Following Lebanon’s Prime Minister Saad Harir’si resignation on Tuesday, at the end of two weeks of sometimes violent protests, President Michel Aoun asked him to continue leading a caretaker government.
“Lebanon will now have an honest government,” Aoun said, and told the protesters they could always go out to the streets again if this new, honest government, fails to deliver the reforms the country needs so badly.
According to Reuters, Hariri wished to form a cabinet made up of technocrats who would be able to implement the necessary reforms to prevent Lebanon’s economic collapse – without political constraints and the eternal conflicts among the various factions, most notably Hezbollah.
The protests followed power shortages, neglect of the infrastructure and high unemployment, as the Hariri government was attempting to do the impossible: show foreign donors it could make a dent in its national debt, which amounts to 150% of its gross national product.
Meanwhile, according to An-Nahar, Lebanese soldiers are reopening major roads that had been barricaded by protesters and paralyzed the country for two weeks.
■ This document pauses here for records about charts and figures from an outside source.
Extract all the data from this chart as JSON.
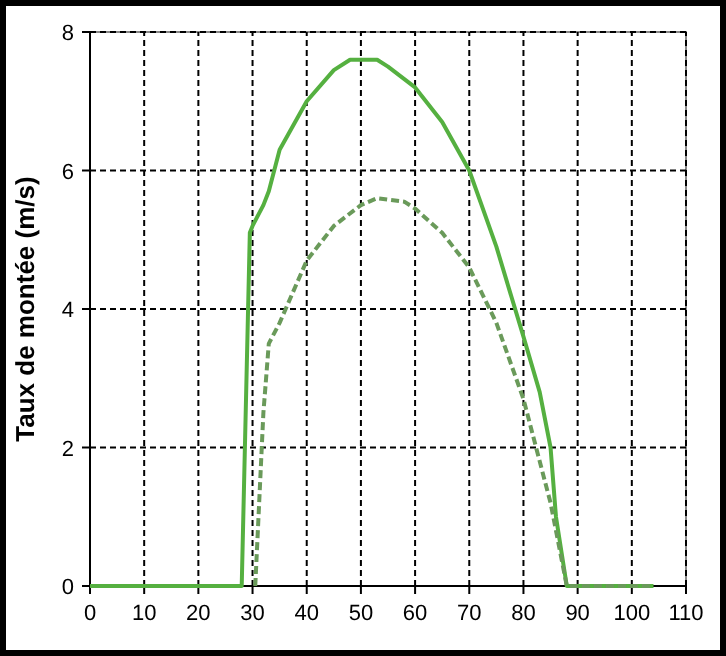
{
  "chart_data": {
    "type": "line",
    "ylabel": "Taux de montée (m/s)",
    "xlim": [
      0,
      110
    ],
    "xticks": [
      0,
      10,
      20,
      30,
      40,
      50,
      60,
      70,
      80,
      90,
      100,
      110
    ],
    "ylim": [
      0,
      8
    ],
    "yticks": [
      0,
      2,
      4,
      6,
      8
    ],
    "grid": true,
    "series": [
      {
        "color": "#55b040",
        "line_style": "solid",
        "x": [
          0,
          28,
          29.5,
          30,
          32,
          33,
          35,
          40,
          45,
          48,
          53,
          55,
          60,
          65,
          70,
          75,
          80,
          83,
          85,
          86,
          88,
          104
        ],
        "values": [
          0,
          0,
          5.1,
          5.2,
          5.5,
          5.7,
          6.3,
          7.0,
          7.45,
          7.6,
          7.6,
          7.5,
          7.2,
          6.7,
          6.0,
          4.9,
          3.6,
          2.8,
          2.0,
          1.0,
          0,
          0
        ]
      },
      {
        "color": "#6a9a5a",
        "line_style": "dashed",
        "x": [
          30.5,
          32,
          33,
          35,
          40,
          45,
          50,
          53,
          58,
          60,
          65,
          70,
          75,
          80,
          85,
          88,
          104
        ],
        "values": [
          0,
          2.5,
          3.5,
          3.8,
          4.7,
          5.2,
          5.5,
          5.6,
          5.55,
          5.45,
          5.1,
          4.6,
          3.8,
          2.7,
          1.2,
          0,
          0
        ]
      }
    ]
  }
}
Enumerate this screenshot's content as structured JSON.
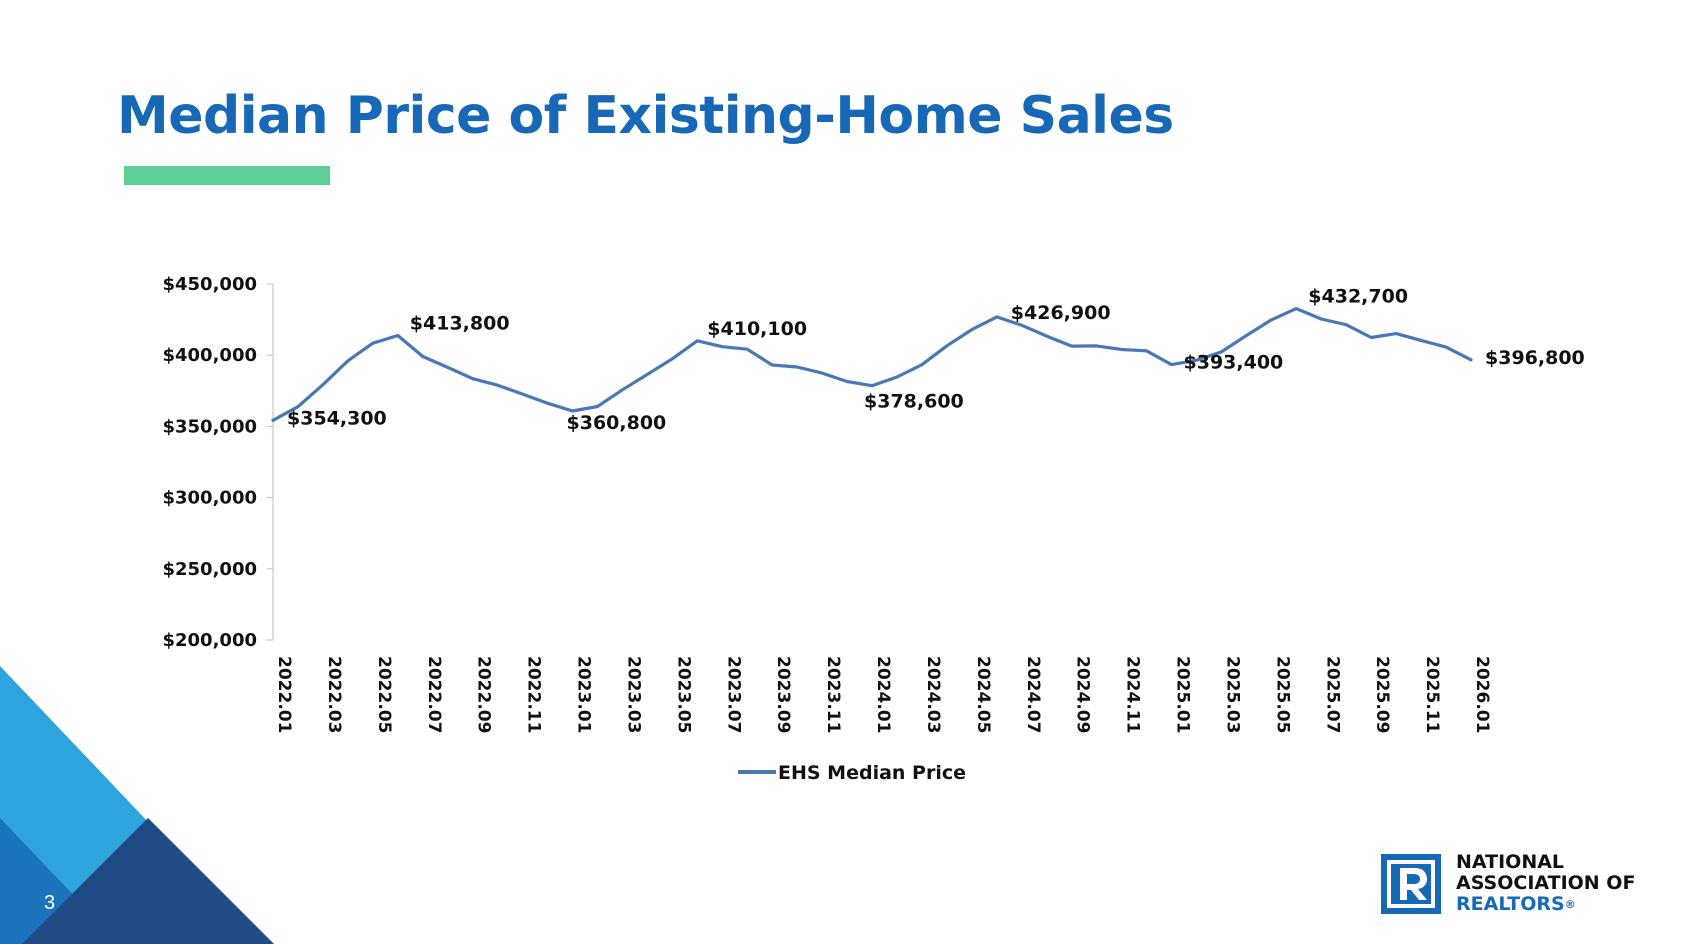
{
  "slide": {
    "title": "Median Price of Existing-Home Sales",
    "page_number": "3",
    "colors": {
      "title": "#1769b7",
      "accent_bar": "#5fcf97",
      "series": "#4a78b3"
    }
  },
  "logo": {
    "line1": "NATIONAL",
    "line2": "ASSOCIATION OF",
    "line3": "REALTORS",
    "registered_mark": "®"
  },
  "chart_data": {
    "type": "line",
    "title": "",
    "xlabel": "",
    "ylabel": "",
    "ylim": [
      200000,
      450000
    ],
    "y_ticks": [
      {
        "value": 450000,
        "label": "$450,000"
      },
      {
        "value": 400000,
        "label": "$400,000"
      },
      {
        "value": 350000,
        "label": "$350,000"
      },
      {
        "value": 300000,
        "label": "$300,000"
      },
      {
        "value": 250000,
        "label": "$250,000"
      },
      {
        "value": 200000,
        "label": "$200,000"
      }
    ],
    "x_tick_labels": [
      "2022.01",
      "2022.03",
      "2022.05",
      "2022.07",
      "2022.09",
      "2022.11",
      "2023.01",
      "2023.03",
      "2023.05",
      "2023.07",
      "2023.09",
      "2023.11",
      "2024.01",
      "2024.03",
      "2024.05",
      "2024.07",
      "2024.09",
      "2024.11",
      "2025.01",
      "2025.03",
      "2025.05",
      "2025.07",
      "2025.09",
      "2025.11",
      "2026.01"
    ],
    "categories": [
      "2022.01",
      "2022.02",
      "2022.03",
      "2022.04",
      "2022.05",
      "2022.06",
      "2022.07",
      "2022.08",
      "2022.09",
      "2022.10",
      "2022.11",
      "2022.12",
      "2023.01",
      "2023.02",
      "2023.03",
      "2023.04",
      "2023.05",
      "2023.06",
      "2023.07",
      "2023.08",
      "2023.09",
      "2023.10",
      "2023.11",
      "2023.12",
      "2024.01",
      "2024.02",
      "2024.03",
      "2024.04",
      "2024.05",
      "2024.06",
      "2024.07",
      "2024.08",
      "2024.09",
      "2024.10",
      "2024.11",
      "2024.12",
      "2025.01",
      "2025.02",
      "2025.03",
      "2025.04",
      "2025.05",
      "2025.06",
      "2025.07",
      "2025.08",
      "2025.09",
      "2025.10",
      "2025.11",
      "2025.12",
      "2026.01"
    ],
    "series": [
      {
        "name": "EHS Median Price",
        "values": [
          354300,
          363800,
          379300,
          396100,
          408400,
          413800,
          399100,
          391400,
          383500,
          378900,
          372700,
          366300,
          360800,
          364000,
          375700,
          386500,
          397500,
          410100,
          406000,
          404200,
          393100,
          391700,
          387400,
          381500,
          378600,
          384700,
          393300,
          406600,
          418000,
          426900,
          421000,
          413400,
          406400,
          406500,
          404000,
          403100,
          393400,
          396500,
          402300,
          413800,
          424800,
          432700,
          425400,
          421400,
          412400,
          415200,
          410400,
          405700,
          396800
        ]
      }
    ],
    "data_labels": [
      {
        "index": 0,
        "text": "$354,300"
      },
      {
        "index": 5,
        "text": "$413,800"
      },
      {
        "index": 12,
        "text": "$360,800"
      },
      {
        "index": 17,
        "text": "$410,100"
      },
      {
        "index": 24,
        "text": "$378,600"
      },
      {
        "index": 29,
        "text": "$426,900"
      },
      {
        "index": 36,
        "text": "$393,400"
      },
      {
        "index": 41,
        "text": "$432,700"
      },
      {
        "index": 48,
        "text": "$396,800"
      }
    ],
    "legend": {
      "position": "bottom",
      "label": "EHS Median Price"
    },
    "grid": false
  }
}
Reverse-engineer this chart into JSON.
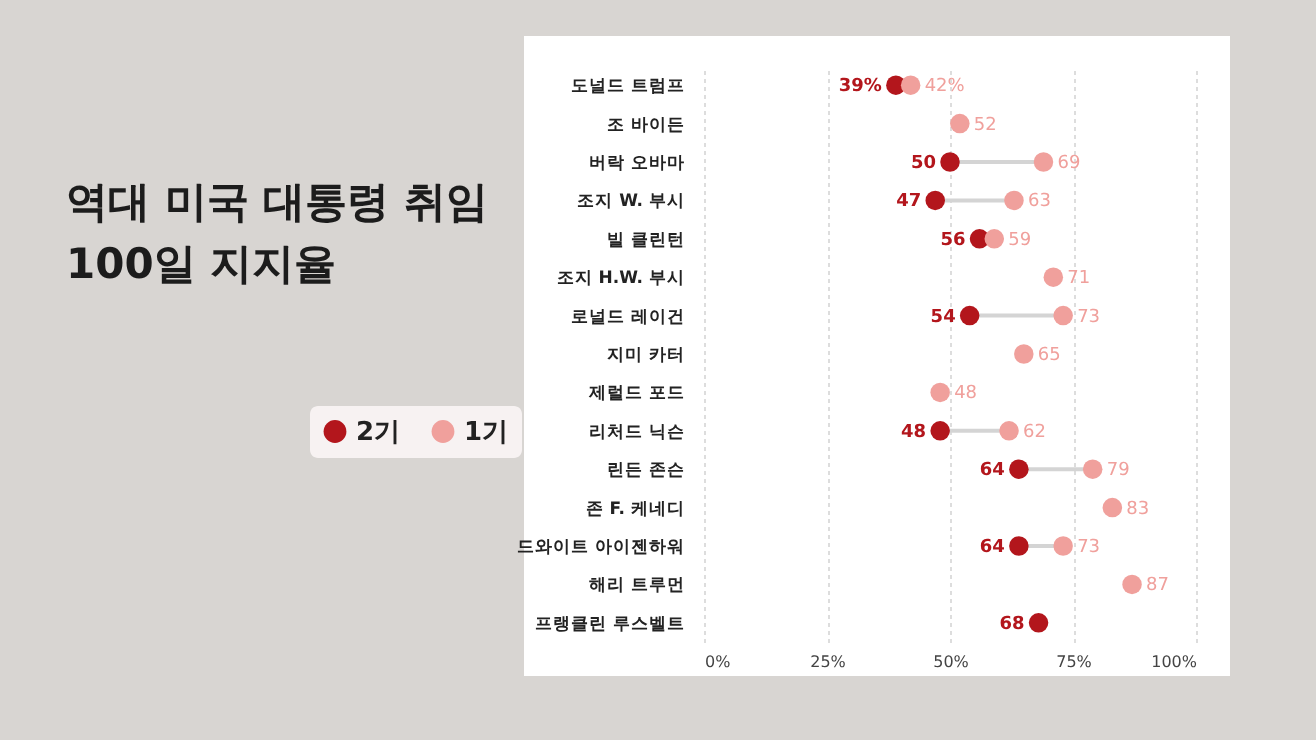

On Wednesday, the protesters looked on peacefully as bulldozers took down barriers and tents set up in the middle of highways and major intersections, An-Nahar reported.
But according to Naharnet, Mass anti-corruption demonstrations continued Wednesday in the northern city of Tripoli and the southern city of Sidon. The protesters called for the mass resignation of the president, the speaker of parliament and all the MPs. They also placed new barricades on the roads. The Lebanese Red Cross reported that three people were injured in a clash with the army in Sidon. The army fired tear gas to disperse protesters blocking the road in the town of al-Abdeh. And protesters blocked the international highway coming out of Tripoli.
Lebanese banks, which had been shuttered during the protests, plan to resume some operations on Friday. They brace themselves for an unavoidable run on the bank branches, and so have decided to keep capital markets closed.